303 S.W.2d 464 | Tex. App. | 1957
On April 13, 1956, the appellee, Crockett Production Credit Association, filed suit on a note and for foreclosure of a deed of trust. Defendants were appellant, C. W. Butler, Jr., and his estranged wife, Allie Maude Butler. The defendants answered separately, with general denials. The case was set for trial on August 6th, and on motion of appellant a continuance was granted. On September 1st appellee filed a motion for summary judgment. After two postponements had been granted on request of appellant, the motion for summary judgment was heard on September 24th and judgment rendered for ap-pellee. Defendant Allie Maude Butler did not contest the motion for summary judgment.
In opposition to the hearing on the motion for summary judgment, appellant filed affidavits by a doctor and by his attorney. The affidavit by the doctor was in effect that appellant was in such an agitated and confused mental state he was unable to confer with his attorney “without becoming most upset and more confused.” Appellant’s attorney filed an affidavit, which set out that although appellant discussed all his other troubles, business and domestic, he could not,, because of his mental state, discuss his defense of “this suit” or reply to inquiries touching upon the credits “if any there be” to which he was entitled.
Neither in the pleadings nor in the affidavits did appellant ever swear or allege that he had or might have a defense to appellee’s suit. It was conceded by appellant that facts did not exist which would justify appointment of a guardian to represent him. Appellee filed an affidavit showing appellant transacted business con'cerning other deeds of trust on at least two occasions since the instant suit was filed, one of such transactions being subsequent to the time appellee filed its motion for summary judgment.
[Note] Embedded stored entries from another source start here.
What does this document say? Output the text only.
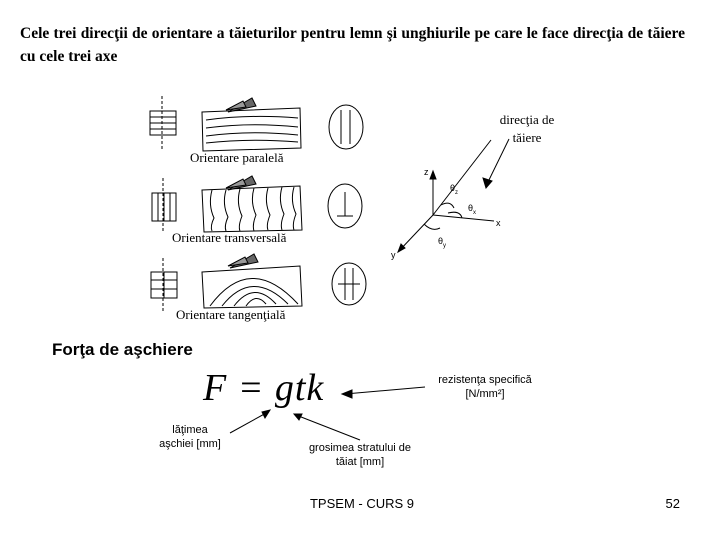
Cele trei direcţii de orientare a tăieturilor pentru lemn şi unghiurile pe care le face direcţia de tăiere cu cele trei axe
direcţia de
tăiere
Orientare paralelă
Orientare transversală
Orientare tangenţială
z
x
y
$\theta_z$
$\theta_x$
$\theta_y$
Forţa de aşchiere
F = gtk	rezistenţa specifică
[N/mm²]
lăţimea
aşchiei [mm]	grosimea stratului de
tăiat [mm]
TPSEM - CURS 9	52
In the instant case only the appellant, and perhaps his wife, knew whether or not he had a defense to the suit. It is undisputed appellant was attending to other 'business while the motion was pending. It is undisputed that he discussed other business matters with his attorney during such time. The affidavits do not disclose any effort on appellant’s part or on the part of his attorney to ascertain from his co-defendant any facts which might raise a defense.
In view of the record, the court did not abuse his discretion in proceeding to hear the motion for summary judgment.
Having determined that appellant was not entitled to further delay, the only question remaining before the court was whether appellee was entitled to judgment on the record then before him.
There was no disputed material fact to be determined by court or jury. The ap-pellee’s pleadings and proof were adequate for the relief sought. No defense to the suit was offered by appellant. Such being the case, a summary judgment for appellee was proper. Clark v. Barr, Tex.Civ.App., 239 S.W.2d 114; Fowler v. Texas Employers’ Ins. Ass’n, Tex.Civ.App., 237 S.W.2d 373; De La Garza v. Ryals, Tex.Civ.App., 239 S.W.2d 854; Rule 166-A, T.R.C.P.
The judgment of the trial court is affirmed.